SYNTHESIS OF A UNIVERSAL UAV REGULATOR FOR A VIRTUAL NON-ORTHOGONALLY CONFIGURATIVE INERCIAL SENSORS

Abstract

The article is focused on the problems of the synthesis of robust control systems designed for operation on unmanned aerial vehicles. The main goal of the research is to develop an algorithm for synthesizing the robust law of unmanned aerial vehicle movement using a non-orthogonal measuring instrument, which represents the redundant configuration of gyroscopic sensors based on the technology of microelectromechanical systems. The development of the controller was carried out on the basis of robust structural synthesis. To achieve this goal, a model of the longitudinal movement of an unmanned aerial vehicle was developed.
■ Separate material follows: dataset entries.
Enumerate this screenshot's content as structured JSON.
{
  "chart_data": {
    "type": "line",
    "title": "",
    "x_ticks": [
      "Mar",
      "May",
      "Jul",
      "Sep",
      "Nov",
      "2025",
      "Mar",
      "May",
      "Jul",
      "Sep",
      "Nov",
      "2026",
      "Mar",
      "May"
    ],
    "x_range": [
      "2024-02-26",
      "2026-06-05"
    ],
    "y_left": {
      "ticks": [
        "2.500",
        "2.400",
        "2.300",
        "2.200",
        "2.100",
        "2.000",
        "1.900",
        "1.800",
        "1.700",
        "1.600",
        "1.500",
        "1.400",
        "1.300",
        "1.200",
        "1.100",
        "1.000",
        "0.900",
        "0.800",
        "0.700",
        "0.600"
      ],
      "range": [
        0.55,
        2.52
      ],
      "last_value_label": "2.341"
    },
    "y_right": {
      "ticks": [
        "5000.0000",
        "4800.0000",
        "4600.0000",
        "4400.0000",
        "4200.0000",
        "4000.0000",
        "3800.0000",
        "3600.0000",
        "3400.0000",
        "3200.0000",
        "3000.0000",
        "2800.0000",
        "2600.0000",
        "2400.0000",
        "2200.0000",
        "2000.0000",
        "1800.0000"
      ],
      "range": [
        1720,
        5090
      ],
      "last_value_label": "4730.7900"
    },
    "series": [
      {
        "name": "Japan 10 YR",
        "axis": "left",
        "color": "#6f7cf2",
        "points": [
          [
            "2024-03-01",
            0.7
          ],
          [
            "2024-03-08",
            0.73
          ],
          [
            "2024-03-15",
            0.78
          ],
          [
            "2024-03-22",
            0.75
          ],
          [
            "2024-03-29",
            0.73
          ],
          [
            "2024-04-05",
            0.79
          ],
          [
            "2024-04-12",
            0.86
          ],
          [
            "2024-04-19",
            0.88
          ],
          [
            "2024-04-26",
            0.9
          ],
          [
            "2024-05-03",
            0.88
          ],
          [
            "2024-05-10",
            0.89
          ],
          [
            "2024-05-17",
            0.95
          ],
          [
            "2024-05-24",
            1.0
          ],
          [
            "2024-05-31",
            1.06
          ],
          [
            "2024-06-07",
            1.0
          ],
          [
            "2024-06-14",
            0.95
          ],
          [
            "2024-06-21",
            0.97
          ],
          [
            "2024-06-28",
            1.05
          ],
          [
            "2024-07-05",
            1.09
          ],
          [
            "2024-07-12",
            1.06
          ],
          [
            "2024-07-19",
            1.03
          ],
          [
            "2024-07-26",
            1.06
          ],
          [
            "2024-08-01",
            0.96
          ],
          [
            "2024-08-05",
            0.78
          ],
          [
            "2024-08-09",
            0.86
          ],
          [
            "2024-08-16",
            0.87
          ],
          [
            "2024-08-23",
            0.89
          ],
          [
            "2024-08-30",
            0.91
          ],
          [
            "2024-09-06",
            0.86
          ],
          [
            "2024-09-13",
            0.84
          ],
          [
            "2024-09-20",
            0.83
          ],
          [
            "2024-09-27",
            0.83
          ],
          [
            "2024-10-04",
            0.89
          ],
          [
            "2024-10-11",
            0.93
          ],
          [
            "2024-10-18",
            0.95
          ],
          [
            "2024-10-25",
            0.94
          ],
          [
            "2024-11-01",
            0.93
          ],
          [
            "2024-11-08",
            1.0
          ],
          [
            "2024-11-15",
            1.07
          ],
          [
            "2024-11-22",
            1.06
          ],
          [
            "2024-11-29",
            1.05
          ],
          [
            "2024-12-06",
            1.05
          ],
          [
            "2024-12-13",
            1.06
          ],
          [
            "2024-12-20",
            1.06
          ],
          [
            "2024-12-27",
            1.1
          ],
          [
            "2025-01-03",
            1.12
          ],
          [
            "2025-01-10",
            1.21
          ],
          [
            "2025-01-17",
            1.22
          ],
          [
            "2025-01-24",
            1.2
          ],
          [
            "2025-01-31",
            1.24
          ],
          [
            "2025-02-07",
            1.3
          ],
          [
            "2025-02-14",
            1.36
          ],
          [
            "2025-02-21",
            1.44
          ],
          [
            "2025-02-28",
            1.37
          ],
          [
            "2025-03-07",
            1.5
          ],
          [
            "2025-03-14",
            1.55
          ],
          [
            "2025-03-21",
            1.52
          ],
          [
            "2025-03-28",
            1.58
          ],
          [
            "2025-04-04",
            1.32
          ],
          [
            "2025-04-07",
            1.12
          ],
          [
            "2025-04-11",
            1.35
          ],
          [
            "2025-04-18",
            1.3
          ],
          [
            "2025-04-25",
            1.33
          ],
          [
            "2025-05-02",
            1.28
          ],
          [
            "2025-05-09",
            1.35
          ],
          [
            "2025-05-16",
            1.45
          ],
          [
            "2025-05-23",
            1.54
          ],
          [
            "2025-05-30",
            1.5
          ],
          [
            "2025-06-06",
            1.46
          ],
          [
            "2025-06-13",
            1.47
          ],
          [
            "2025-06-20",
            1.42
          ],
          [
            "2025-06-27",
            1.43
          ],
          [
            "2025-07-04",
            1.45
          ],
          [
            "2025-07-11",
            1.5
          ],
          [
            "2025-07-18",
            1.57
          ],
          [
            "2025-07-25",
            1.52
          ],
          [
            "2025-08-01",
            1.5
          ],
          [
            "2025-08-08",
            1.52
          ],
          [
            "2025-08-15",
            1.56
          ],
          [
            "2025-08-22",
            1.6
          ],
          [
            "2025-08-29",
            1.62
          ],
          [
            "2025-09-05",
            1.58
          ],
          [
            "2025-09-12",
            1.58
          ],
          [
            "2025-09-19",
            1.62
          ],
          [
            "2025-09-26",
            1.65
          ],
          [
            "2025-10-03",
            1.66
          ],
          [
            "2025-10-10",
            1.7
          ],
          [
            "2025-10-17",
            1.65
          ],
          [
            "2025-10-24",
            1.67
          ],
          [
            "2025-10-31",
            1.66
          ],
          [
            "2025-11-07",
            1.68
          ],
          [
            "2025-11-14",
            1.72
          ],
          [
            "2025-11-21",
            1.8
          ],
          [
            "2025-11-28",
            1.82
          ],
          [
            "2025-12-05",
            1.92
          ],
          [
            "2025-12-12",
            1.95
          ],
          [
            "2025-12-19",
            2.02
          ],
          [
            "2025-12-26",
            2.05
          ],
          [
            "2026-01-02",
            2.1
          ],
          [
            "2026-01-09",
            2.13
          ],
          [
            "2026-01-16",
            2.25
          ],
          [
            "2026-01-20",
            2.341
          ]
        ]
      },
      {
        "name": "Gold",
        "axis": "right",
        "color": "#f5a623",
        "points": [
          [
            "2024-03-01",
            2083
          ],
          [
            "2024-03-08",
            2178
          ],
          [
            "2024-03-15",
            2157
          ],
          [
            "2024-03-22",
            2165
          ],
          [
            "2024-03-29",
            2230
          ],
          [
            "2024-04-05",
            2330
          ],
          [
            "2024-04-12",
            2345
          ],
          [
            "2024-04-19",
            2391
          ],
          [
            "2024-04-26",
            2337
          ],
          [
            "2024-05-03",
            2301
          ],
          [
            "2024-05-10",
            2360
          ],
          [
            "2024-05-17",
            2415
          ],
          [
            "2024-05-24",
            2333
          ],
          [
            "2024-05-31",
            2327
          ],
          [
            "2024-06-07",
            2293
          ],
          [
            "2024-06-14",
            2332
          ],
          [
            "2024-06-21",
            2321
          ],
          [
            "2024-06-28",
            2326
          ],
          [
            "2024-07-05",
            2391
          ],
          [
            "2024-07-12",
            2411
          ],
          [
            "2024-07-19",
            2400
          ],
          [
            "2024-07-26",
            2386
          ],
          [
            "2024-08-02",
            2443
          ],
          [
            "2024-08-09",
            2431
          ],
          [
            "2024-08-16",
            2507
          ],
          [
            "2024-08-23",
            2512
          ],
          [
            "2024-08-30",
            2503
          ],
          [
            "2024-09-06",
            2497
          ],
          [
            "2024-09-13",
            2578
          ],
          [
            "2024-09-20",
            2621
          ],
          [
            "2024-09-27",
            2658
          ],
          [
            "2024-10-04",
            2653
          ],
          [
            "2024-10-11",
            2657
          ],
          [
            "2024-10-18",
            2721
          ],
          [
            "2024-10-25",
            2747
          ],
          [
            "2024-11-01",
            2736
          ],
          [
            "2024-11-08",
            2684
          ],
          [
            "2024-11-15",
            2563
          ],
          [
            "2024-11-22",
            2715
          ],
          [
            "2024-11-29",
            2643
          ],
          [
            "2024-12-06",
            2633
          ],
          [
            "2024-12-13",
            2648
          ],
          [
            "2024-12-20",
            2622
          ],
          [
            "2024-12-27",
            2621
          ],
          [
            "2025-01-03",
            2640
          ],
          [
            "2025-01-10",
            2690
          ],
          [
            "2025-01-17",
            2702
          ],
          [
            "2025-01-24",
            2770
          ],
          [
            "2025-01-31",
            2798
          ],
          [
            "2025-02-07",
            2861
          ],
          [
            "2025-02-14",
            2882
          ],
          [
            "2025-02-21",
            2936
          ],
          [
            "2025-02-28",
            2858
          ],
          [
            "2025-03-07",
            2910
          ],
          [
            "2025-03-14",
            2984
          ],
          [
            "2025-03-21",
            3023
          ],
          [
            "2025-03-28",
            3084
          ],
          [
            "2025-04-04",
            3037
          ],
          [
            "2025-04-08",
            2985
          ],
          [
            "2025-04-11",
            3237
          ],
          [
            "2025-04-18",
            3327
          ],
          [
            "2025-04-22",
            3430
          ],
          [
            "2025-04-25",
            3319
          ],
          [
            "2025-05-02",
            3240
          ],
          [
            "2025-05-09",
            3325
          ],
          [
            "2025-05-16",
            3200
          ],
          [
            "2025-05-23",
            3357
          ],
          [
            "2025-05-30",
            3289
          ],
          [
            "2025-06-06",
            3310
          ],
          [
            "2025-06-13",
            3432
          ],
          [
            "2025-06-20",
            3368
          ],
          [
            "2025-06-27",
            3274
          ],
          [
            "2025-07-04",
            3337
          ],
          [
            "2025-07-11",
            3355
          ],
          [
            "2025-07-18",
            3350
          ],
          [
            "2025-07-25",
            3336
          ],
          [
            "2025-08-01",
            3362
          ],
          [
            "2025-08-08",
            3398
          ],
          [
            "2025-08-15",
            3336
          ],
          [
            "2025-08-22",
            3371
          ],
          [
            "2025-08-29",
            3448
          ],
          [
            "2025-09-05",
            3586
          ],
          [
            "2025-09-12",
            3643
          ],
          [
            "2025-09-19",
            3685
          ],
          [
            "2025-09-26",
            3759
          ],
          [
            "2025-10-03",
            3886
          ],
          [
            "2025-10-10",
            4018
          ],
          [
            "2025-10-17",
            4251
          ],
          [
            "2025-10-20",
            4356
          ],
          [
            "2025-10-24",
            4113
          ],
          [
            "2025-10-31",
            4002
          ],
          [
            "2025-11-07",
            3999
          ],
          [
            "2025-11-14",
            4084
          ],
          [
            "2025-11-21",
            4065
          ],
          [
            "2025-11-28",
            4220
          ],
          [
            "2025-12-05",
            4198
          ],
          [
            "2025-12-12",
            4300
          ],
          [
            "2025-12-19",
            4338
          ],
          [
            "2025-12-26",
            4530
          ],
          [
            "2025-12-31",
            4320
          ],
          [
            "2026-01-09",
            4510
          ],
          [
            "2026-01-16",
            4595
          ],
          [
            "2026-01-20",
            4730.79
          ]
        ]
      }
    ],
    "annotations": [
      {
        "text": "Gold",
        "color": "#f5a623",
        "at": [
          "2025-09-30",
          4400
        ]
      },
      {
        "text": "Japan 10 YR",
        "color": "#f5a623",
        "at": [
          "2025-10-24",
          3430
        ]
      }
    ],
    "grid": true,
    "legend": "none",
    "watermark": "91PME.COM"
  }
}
The state, control, and observation matrices of this model were determined using Aerosim technology using the MatLab system.

To solve this problem, methods of the theory of flight control were used in terms of creating a model of the longitudinal movement of the unmanned aerial vehicle; methods for constructing redundant non-orthogonal configurations of inertial sensors of moving vehicles; methods of modern control theory regarding the creation of robust structural synthesis algorithms,  and methods of mathematical modeling.

The article presents the results of modeling a synthesized system in the form of transient processes for step and impulse inputs. The given graphical dependences demonstrate a high quality of control processes under the action of disturbing influences. The results can be useful for moving vehicles of a wide class, which use redundant measuring systems, but it is the most appropriate to use them in the problems of controlling unmanned aerial vehicles.